My next stage was a two year Masters program at the Royal College of Music in London. While the earlier pessimism about performing still remained, a voice inside me kept saying, “You’re not finished! You haven’t reached your full potential yet. Keep practicing and be a performer!” This was followed by an additional three years of concerts and coursework at Boston University in the Doctor of Musical Arts Program.
The Boston University program consisted of a rigorous curriculum of solo recitals, regular orchestral playing, chamber music, music theory, and music history. I came out of this program incredibly well rounded.
In tandem with my studies at BU, I also taught for two years at the Powers Music School – a small community-based institution that provides lessons for adults and children. Pivotally, I learned that I could communicate and inspire the way I had always wanted to, not only through performing, but through teaching as well. A further year of teaching in the public schools of Birmingham, England, helped me to confirm the fact that teaching is truly is a medium that enables me to transmit the life-long inspiration that I so longed to impart.
Back in Boston, I now find myself at a crucial juncture. I have just finished my doctorate degree and am teaching privately. I am also preparing to play private concerts in a few months. I am doing exactly what I want to do with my life. This is one of the most wonderful blessings one can ask for. Yet, I now need to create capital and use my talents in a way that is marketable.
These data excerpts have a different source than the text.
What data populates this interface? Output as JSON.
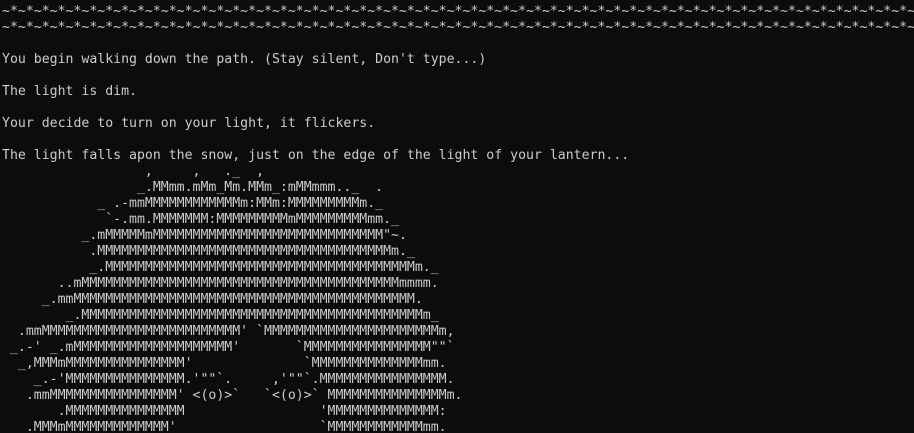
{
  "terminal": {
    "lines": [
      "~*~*~*~*~*~*~*~*~*~*~*~*~*~*~*~*~*~*~*~*~*~*~*~*~*~*~*~*~*~*~*~*~*~*~*~*~*~*~*~*~*~*~*~*~*~*~*~*~*~*~*~*~*~*~*~*~*~*~*~*~*~*~*~*~*~*~*~*~*~*~*~*~*~*~*~*~*~*~*~*~*~*~*~*~*~*~*~*~*~*~*~*~*~*~*~*~*~*~*",
      "~*~*~*~*~*~*~*~*~*~*~*~*~*~*~*~*~*~*~*~*~*~*~*~*~*~*~*~*~*~*~*~*~*~*~*~*~*~*~*~*~*~*~*~*~*~*~*~*~*~*~*~*~*~*~*~*~*~*~*~*~*~*~*~*~*~*~*~*~*~*~*~*~*~*~*~*~*~*~*~*~*~*~*~*~*~*~*~*~*~*~*~*~*~*~*~*~*~*~",
      "",
      "You begin walking down the path. (Stay silent, Don't type...)",
      "",
      "The light is dim.",
      "",
      "Your decide to turn on your light, it flickers.",
      "",
      "The light falls apon the snow, just on the edge of the light of your lantern...",
      "                  ,     ,   ._  ,",
      "                 _.MMmm.mMm_Mm.MMm_:mMMmmm.._  .",
      "            _ .-mmMMMMMMMMMMMMm:MMm:MMMMMMMMMm._",
      "             `-.mm.MMMMMMM:MMMMMMMMMmMMMMMMMMMmm._",
      "          _.mMMMMMmMMMMMMMMMMMMMMMMMMMMMMMMMMMMM\"~.",
      "           .MMMMMMMMMMMMMMMMMMMMMMMMMMMMMMMMMMMMMm._",
      "           _.MMMMMMMMMMMMMMMMMMMMMMMMMMMMMMMMMMMMMMMm._",
      "       ..mMMMMMMMMMMMMMMMMMMMMMMMMMMMMMMMMMMMMMMMMmmmm.",
      "     _.mmMMMMMMMMMMMMMMMMMMMMMMMMMMMMMMMMMMMMMMMMMMM.",
      "        _.MMMMMMMMMMMMMMMMMMMMMMMMMMMMMMMMMMMMMMMMMMMm_",
      "  .mmMMMMMMMMMMMMMMMMMMMMMMMMM' `MMMMMMMMMMMMMMMMMMMMMMm,",
      " _.-' _.mMMMMMMMMMMMMMMMMMMMM'       `MMMMMMMMMMMMMMMM\"\"`",
      "  _,MMMmMMMMMMMMMMMMMMM'              `MMMMMMMMMMMMMMmm.",
      "    _.-'MMMMMMMMMMMMMMM.'\"\"`.     ,'\"\"`.MMMMMMMMMMMMMMMM.",
      "   .mmMMMMMMMMMMMMMMMM' <(o)>`   `<(o)>` MMMMMMMMMMMMMMMm.",
      "       .MMMMMMMMMMMMMMM                 'MMMMMMMMMMMMMM:",
      "   .MMMmMMMMMMMMMMMMM'                  `MMMMMMMMMMMMmm."
    ]
  }
}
It appears more and more likely that my dual-approach to performing and teaching will play a large role in my future. I am thinking very strongly about starting my own school one day. I want to teach all ages, as I have done, and I want to build an audience. I believe that directing my own school could allow me to inspire people, just as I have always wanted to do.
Yet, what I believe makes me unique is my unwavering conviction that music lessons have the ability to transcend the instrument. With the right faculty, a whole new approach to learning can be taught. As the pedagogue Shinichi Suzuki said, too many of us were “damaged by the wrong kind of education” . It is my belief that I have what it takes to find that crucial equilibrium between inspiration and discipline. The best teachers and mentors do not spoon-feed. Nor do they impose their ways. Rather, they empower individuals through a careful balancing act of praise and patient firmness. It is this “I can” attitude that creates the character traits necessary for success in any discipline.